Non riesco a trovare un senso, rimane tanta rabbia e niente sarà come prima. Siete stati strappati da questa terra, mi sembra un incubo, c’è un vuoto incredibile”. E’ il ricordo, in lacrime e con la voce rotta dalla commozione, Noemi Signore, sorella di Stefania, la 30enne vittima, insieme ai due figlioletti Cristian (7 anni) e Nicolò Frijia (2 anni), dell’alluvione dello scorso 4 ottobre nelle campagne di Lamezia Terme.

Noemi Signore ha letto un messaggio di saluto durante i funerali della sorella e dei nipotini, in corso a Gizzeria, dove vive la famiglia Frijia. “Ora – ha aggiunto Noemi Signore – l’Italia piange te e i tuoi principi, eri immensa e speciale, piena di vita e solare, anche nei momenti più tristi. Ora con chi mi confiderò? Con chi mi divertirò? Amore mio, perché mi hai abbandonata cosi? Non ho perso solo una sorella, ho perso più della metà del mio cuore. Avete lasciato un vuoto incolmabile. E cosa dire dei piccoli, colpiti da un destino così crudele?

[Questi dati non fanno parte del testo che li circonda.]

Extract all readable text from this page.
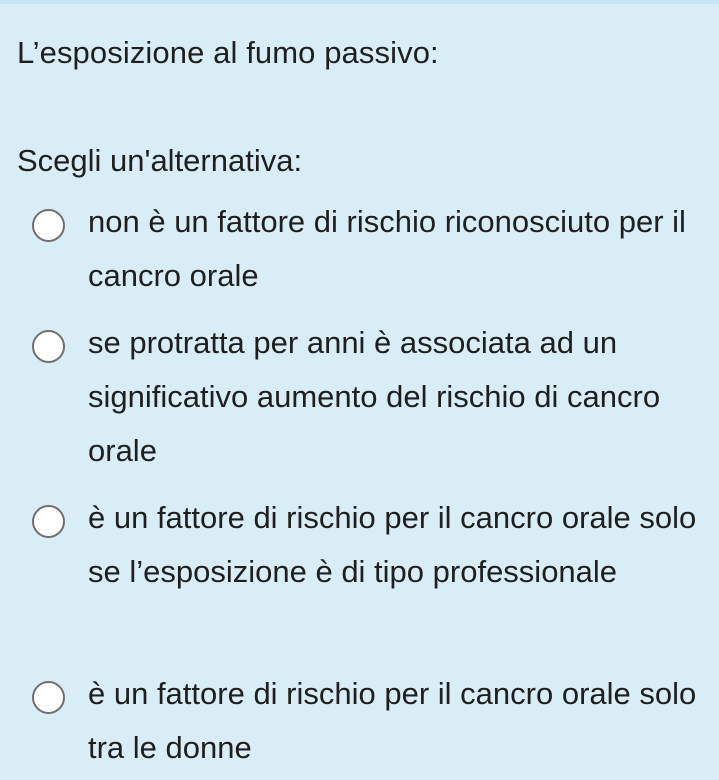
L’esposizione al fumo passivo:
Scegli un'alternativa:
non è un fattore di rischio riconosciuto per il cancro orale
se protratta per anni è associata ad un significativo aumento del rischio di cancro orale
è un fattore di rischio per il cancro orale solo se l’esposizione è di tipo professionale
è un fattore di rischio per il cancro orale solo tra le donne
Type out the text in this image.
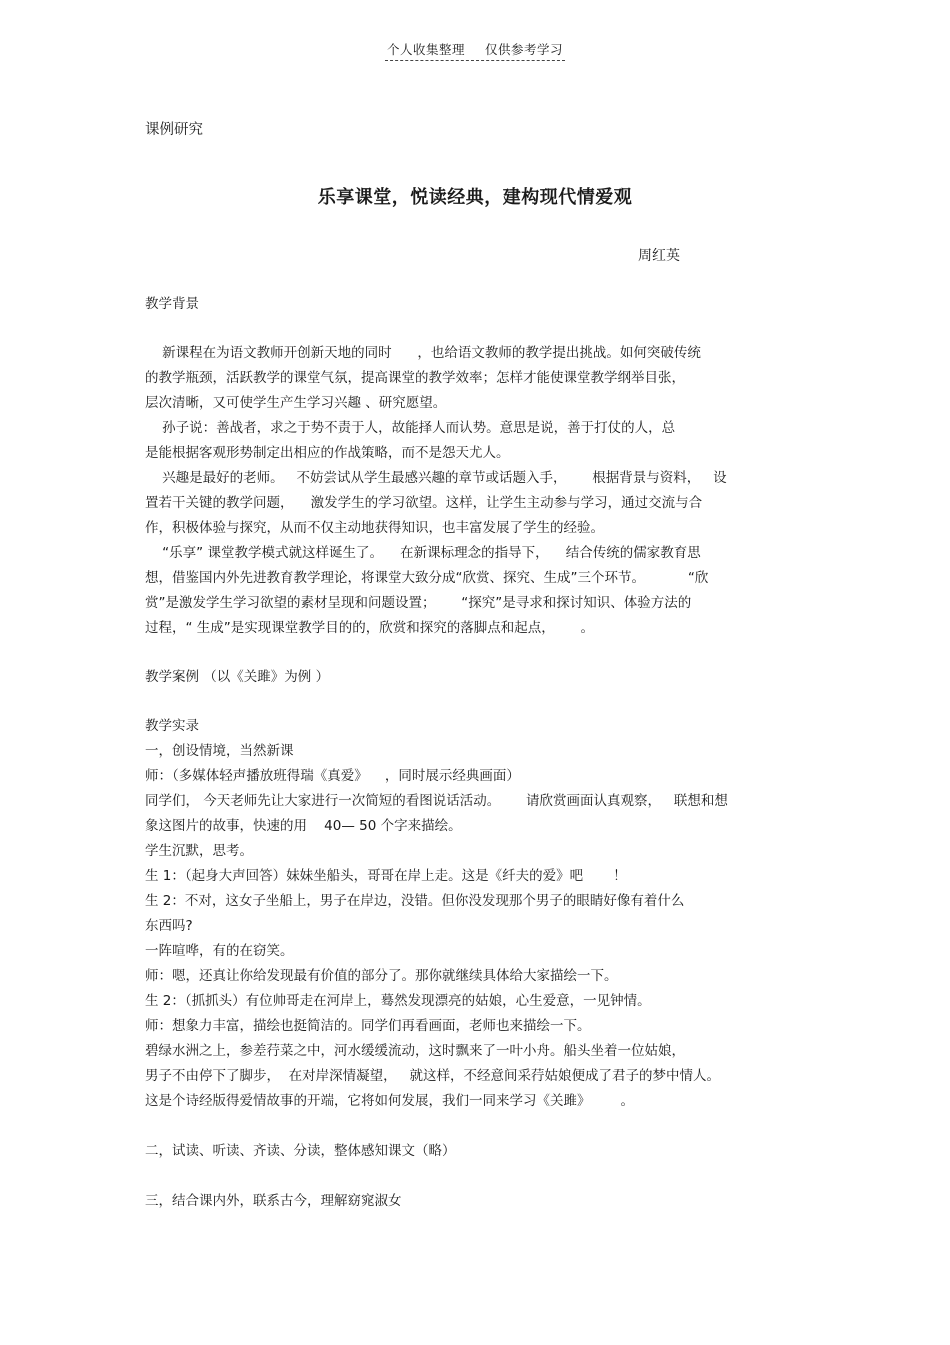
个人收集整理 仅供参考学习
课例研究
乐享课堂，悦读经典，建构现代情爱观
周红英
教学背景
新课程在为语文教师开创新天地的同时      ，也给语文教师的教学提出挑战。如何突破传统
的教学瓶颈，活跃教学的课堂气氛，提高课堂的教学效率；怎样才能使课堂教学纲举目张，
层次清晰，又可使学生产生学习兴趣 、研究愿望。
孙子说：善战者，求之于势不责于人，故能择人而认势。意思是说，善于打仗的人，总
是能根据客观形势制定出相应的作战策略，而不是怨天尤人。
兴趣是最好的老师。   不妨尝试从学生最感兴趣的章节或话题入手，      根据背景与资料，   设
置若干关键的教学问题，    激发学生的学习欲望。这样，让学生主动参与学习，通过交流与合
作，积极体验与探究，从而不仅主动地获得知识，也丰富发展了学生的经验。
“乐享” 课堂教学模式就这样诞生了。    在新课标理念的指导下，    结合传统的儒家教育思
想，借鉴国内外先进教育教学理论，将课堂大致分成“欣赏、探究、生成”三个环节。          “欣
赏”是激发学生学习欲望的素材呈现和问题设置；      “探究”是寻求和探讨知识、体验方法的
过程，“ 生成”是实现课堂教学目的的，欣赏和探究的落脚点和起点，      。
教学案例 （以《关雎》为例 ）
教学实录
一，创设情境，当然新课
师：（多媒体轻声播放班得瑞《真爱》    ，同时展示经典画面）
同学们， 今天老师先让大家进行一次简短的看图说话活动。      请欣赏画面认真观察，   联想和想
象这图片的故事，快速的用    40— 50 个字来描绘。
学生沉默，思考。
生 1：（起身大声回答）妹妹坐船头，哥哥在岸上走。这是《纤夫的爱》吧       ！
生 2：不对，这女子坐船上，男子在岸边，没错。但你没发现那个男子的眼睛好像有着什么
东西吗?
一阵喧哗，有的在窃笑。
师：嗯，还真让你给发现最有价值的部分了。那你就继续具体给大家描绘一下。
生 2：（抓抓头）有位帅哥走在河岸上，蓦然发现漂亮的姑娘，心生爱意，一见钟情。
师：想象力丰富，描绘也挺简洁的。同学们再看画面，老师也来描绘一下。
碧绿水洲之上，参差荇菜之中，河水缓缓流动，这时飘来了一叶小舟。船头坐着一位姑娘，
男子不由停下了脚步，  在对岸深情凝望，   就这样，不经意间采荇姑娘便成了君子的梦中情人。
这是个诗经版得爱情故事的开端，它将如何发展，我们一同来学习《关雎》       。
二，试读、听读、齐读、分读，整体感知课文（略）
三，结合课内外，联系古今，理解窈窕淑女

Non eravate semplici nipoti, ma figli per me. E’ un’ingiustizia. Cosa darei per avere ancora le vostre carezze e i vostri baci. Abbiate cura della vostra coraggiosa mamma, come ha fatto lei facendo scudo con il suo corpo quella maledetta notte. Noi – ha concluso la sorella di Stefania Signore – sappiamo che siete insieme e felici, e non siete volati in cielo, ma siete con noi. E nessuno si dimenticherà mai di voi”.